The fruit is rich in vitamin C (3.2 mg), with 4.8 g protein and 64.5 g of sugar per 100 g. It was found to have the highest total phenolic, flavonoid and antioxidant values among fourteen wild edible fruits from Burkina Faso. The fruit pulp has been found to have high proportions of carbohydrate (40-42.0%) and protein (29.1-30.9%). The seeds yield 7.5% oil with the predominant fatty acid being linoleic acid.
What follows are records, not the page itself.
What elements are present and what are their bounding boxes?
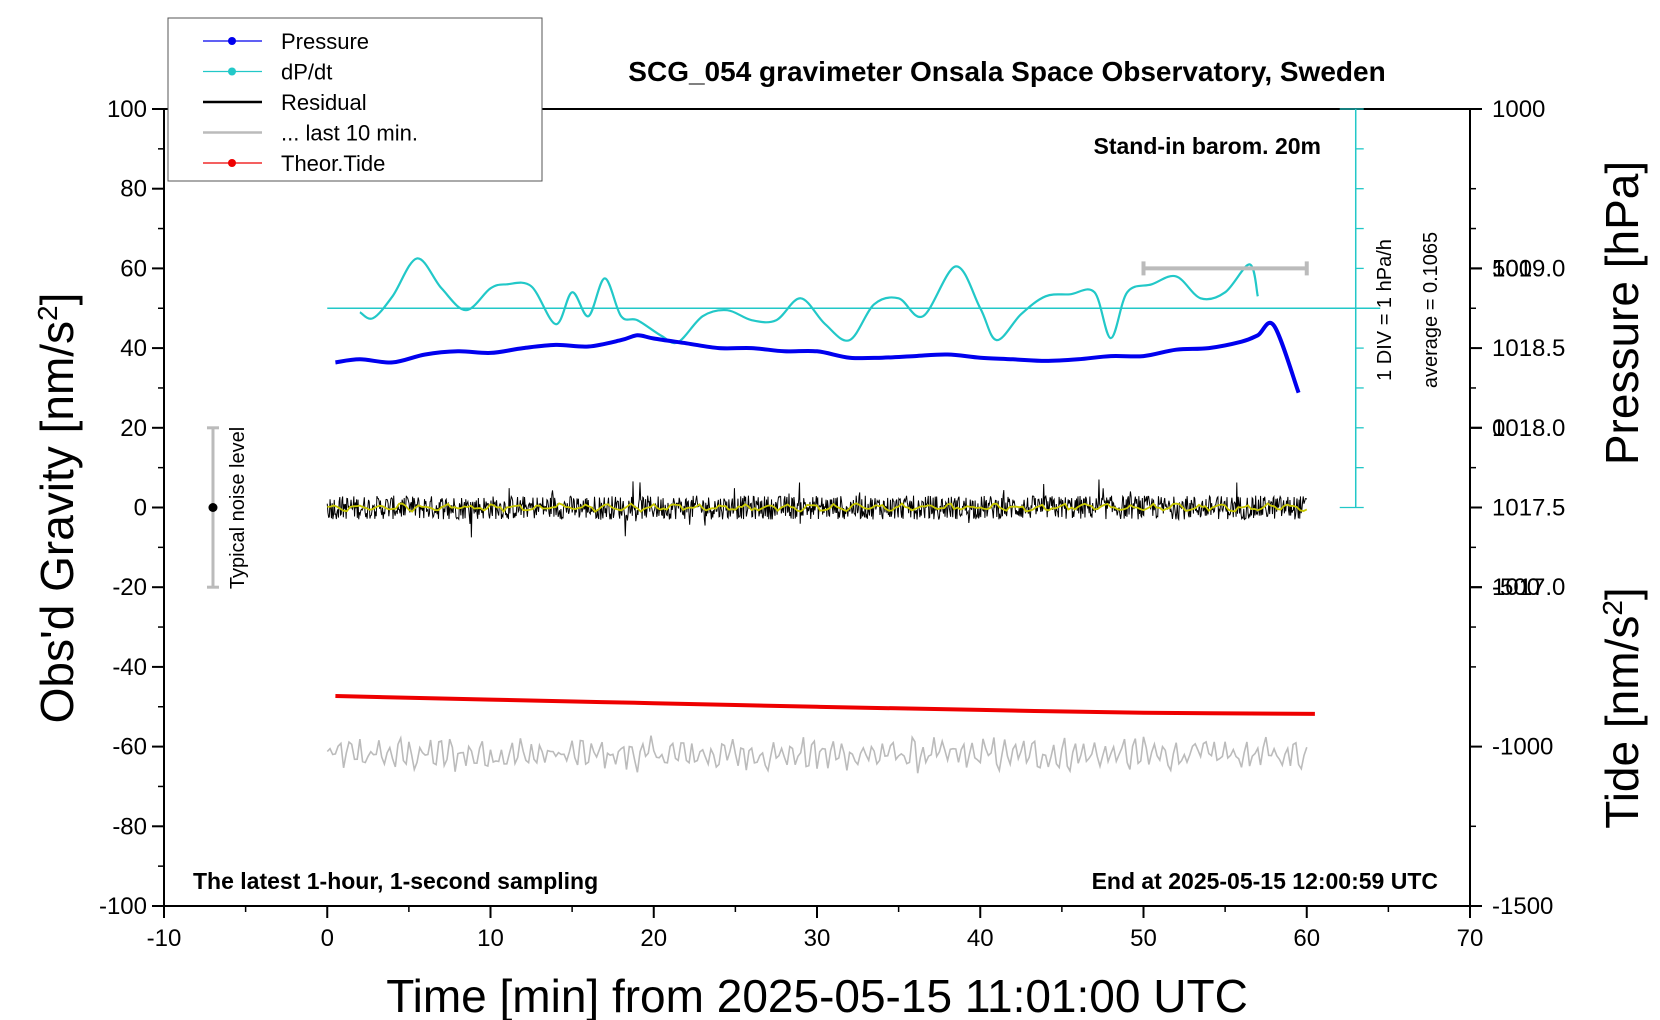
x-tick-label: 70 <box>1457 925 1484 952</box>
series-residual <box>326 479 1308 538</box>
y-axis-title-tide-main: Tide [nm/s <box>1596 616 1648 829</box>
series-layer <box>326 257 1381 774</box>
y-tick-label: -60 <box>112 734 147 761</box>
legend-label: dP/dt <box>281 60 332 85</box>
pressure-tick-label: 1019.0 <box>1492 255 1565 282</box>
y-axis-title-left: Obs'd Gravity [nm/s2] <box>31 293 83 724</box>
series-last-10-min <box>326 734 1308 774</box>
y-axis-title-tide: Tide [nm/s2] <box>1596 587 1648 828</box>
tide-tick-label: 1000 <box>1492 96 1545 123</box>
tide-tick-label: -1500 <box>1492 893 1553 920</box>
div-scale-label: 1 DIV = 1 hPa/h <box>1374 239 1396 381</box>
tide-tick-label: 0 <box>1492 415 1505 442</box>
x-tick-label: 20 <box>640 925 667 952</box>
y-axis-title-pressure: Pressure [hPa] <box>1596 161 1648 465</box>
x-tick-label: 30 <box>804 925 831 952</box>
y-tick-label: 80 <box>120 176 147 203</box>
legend-label: Residual <box>281 90 367 115</box>
series-residual-smoothed <box>327 502 1308 513</box>
pressure-tick-label: 1017.5 <box>1492 495 1565 522</box>
y-tick-label: 100 <box>107 96 147 123</box>
noise-level-bar <box>206 426 219 589</box>
legend-label: Theor.Tide <box>281 151 385 176</box>
y-axis-title-left-main: Obs'd Gravity [nm/s <box>31 321 83 723</box>
y-tick-label: -20 <box>112 574 147 601</box>
legend-entries: Pressure dP/dt Residual ... last 10 min. The… <box>203 29 418 176</box>
pressure-tick-label: 1018.0 <box>1492 415 1565 442</box>
chart-title: SCG_054 gravimeter Onsala Space Observat… <box>628 56 1385 87</box>
tide-tick-label: 500 <box>1492 255 1532 282</box>
y-tick-label: -40 <box>112 654 147 681</box>
x-tick-label: 60 <box>1293 925 1320 952</box>
tide-axis-ticks: -1500 -1000 -500 0 500 1000 <box>1470 96 1553 920</box>
series-dpdt <box>359 257 1259 345</box>
average-label: average = 0.1065 <box>1420 232 1442 388</box>
series-pressure <box>335 320 1301 394</box>
x-tick-label: 10 <box>477 925 504 952</box>
y-tick-label: 0 <box>134 495 147 522</box>
y-axis-title-tide-sup: 2 <box>1597 600 1628 616</box>
series-theor-tide <box>335 694 1315 716</box>
dpdt-scale-bar <box>1339 108 1364 509</box>
legend-box <box>167 17 543 182</box>
legend-label: ... last 10 min. <box>281 121 418 146</box>
x-tick-label: 0 <box>321 925 334 952</box>
y-tick-label: 40 <box>120 335 147 362</box>
y-axis-title-tide-end: ] <box>1596 587 1648 600</box>
legend-marker <box>228 37 236 45</box>
y-axis-title-left-end: ] <box>31 293 83 306</box>
legend-marker <box>228 159 236 167</box>
pressure-axis-ticks: 1017.0 1017.5 1018.0 1018.5 1019.0 <box>1470 227 1565 628</box>
legend-marker <box>228 67 236 76</box>
x-axis-title: Time [min] from 2025-05-15 11:01:00 UTC <box>386 970 1248 1020</box>
legend: Pressure dP/dt Residual ... last 10 min. The… <box>167 17 543 182</box>
y-axis-title-left-sup: 2 <box>32 305 63 321</box>
x-tick-label: 40 <box>967 925 994 952</box>
y-axis-ticks: -100 -80 -60 -40 -20 0 20 40 60 80 100 <box>99 96 164 920</box>
x-tick-label: -10 <box>147 925 182 952</box>
barometer-note: Stand-in barom. 20m <box>1094 133 1321 159</box>
x-axis-ticks: -10 0 10 20 30 40 50 60 70 <box>147 906 1484 952</box>
end-time-note: End at 2025-05-15 12:00:59 UTC <box>1092 868 1438 894</box>
y-tick-label: -80 <box>112 813 147 840</box>
pressure-tick-label: 1017.0 <box>1492 574 1565 601</box>
pressure-tick-label: 1018.5 <box>1492 335 1565 362</box>
sampling-note: The latest 1-hour, 1-second sampling <box>193 868 598 894</box>
tide-tick-label: -1000 <box>1492 734 1553 761</box>
legend-label: Pressure <box>281 29 369 54</box>
noise-level-label: Typical noise level <box>227 427 249 589</box>
y-tick-label: -100 <box>99 893 147 920</box>
tide-tick-label: -500 <box>1492 574 1540 601</box>
noise-bar-center-dot <box>208 503 218 512</box>
y-tick-label: 60 <box>120 255 147 282</box>
y-tick-label: 20 <box>120 415 147 442</box>
ten-minute-bar <box>1141 261 1309 276</box>
x-tick-label: 50 <box>1130 925 1157 952</box>
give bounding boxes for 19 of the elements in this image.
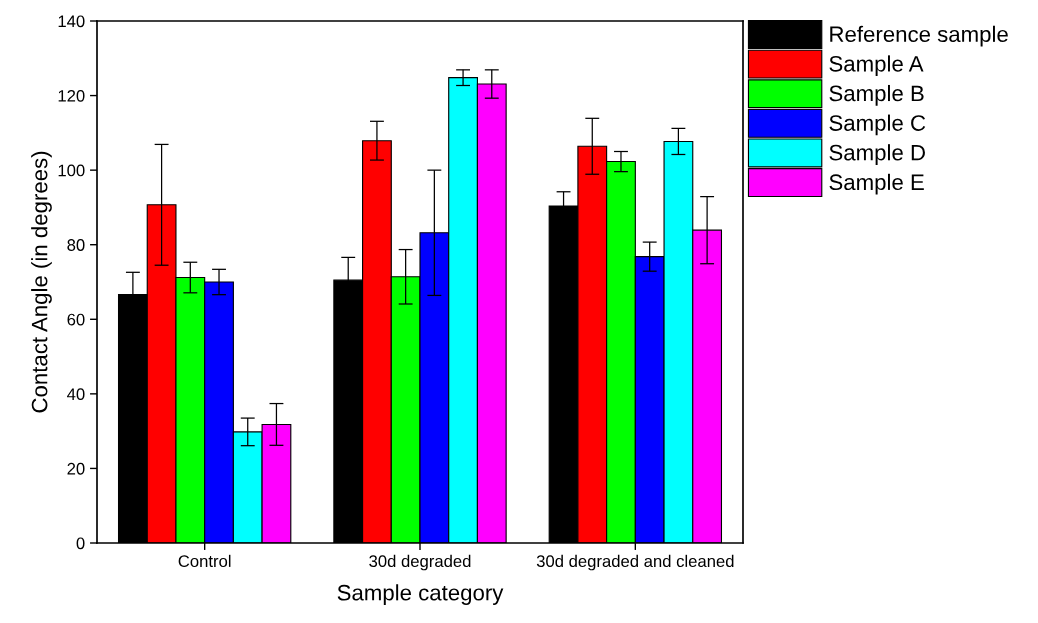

The hulled seed flour contains per 100 g: 3.5–6.5 g water, 3 g crude fibre, 13–15 g crude fat, 13.5–27 g crude protein, 39 g carbohydrate, Ca 500 mg, Mg 500 mg, Fe 100 mg.

== Economics ==
Statistics on its production and trade are scarce, despite the fact that it is sold in markets across West Africa; in 2005 in Mali, 1 kg of fruits sold for US$0.04 during harvest time and for US$0.70 at the market in Dakar, Senegal; seeds were sold in 2004 in francophone West Africa for US$11.03/kg. Different strategies could be adopted by poor farmers to add value to the fruit in the market. The fruit pulp is suitable for concentrated juice and jam processing adding more value than the fruit alone. Roasting or soaking seeds has nutritional benefits as it increases the content and properties of certain nutrients.

== Conclusion ==
Due to its many uses, D. microcarpum has great potential for poverty or hunger stricken areas where growing conditions are poor especially. Efforts must be put forth to encourage its use and domestication. Research in the following areas could aid in furthering its benefits: genetic variation associated with drought tolerance; causes underlying variation in tree growth and fruit production; more information on its medicinal, nutritional and wood-energy properties; effective population sizes in semi-natural farmland populations and minimum viable populations for conservation and long-term sustainable use. Additionally, regulation is needed for exploitation of wood, controlling fires, reducing fuel-wood demand and encouraging re-forestation. Rural communities require aid to develop sustainable use and conservation practices for the species; this must be done using local knowledge.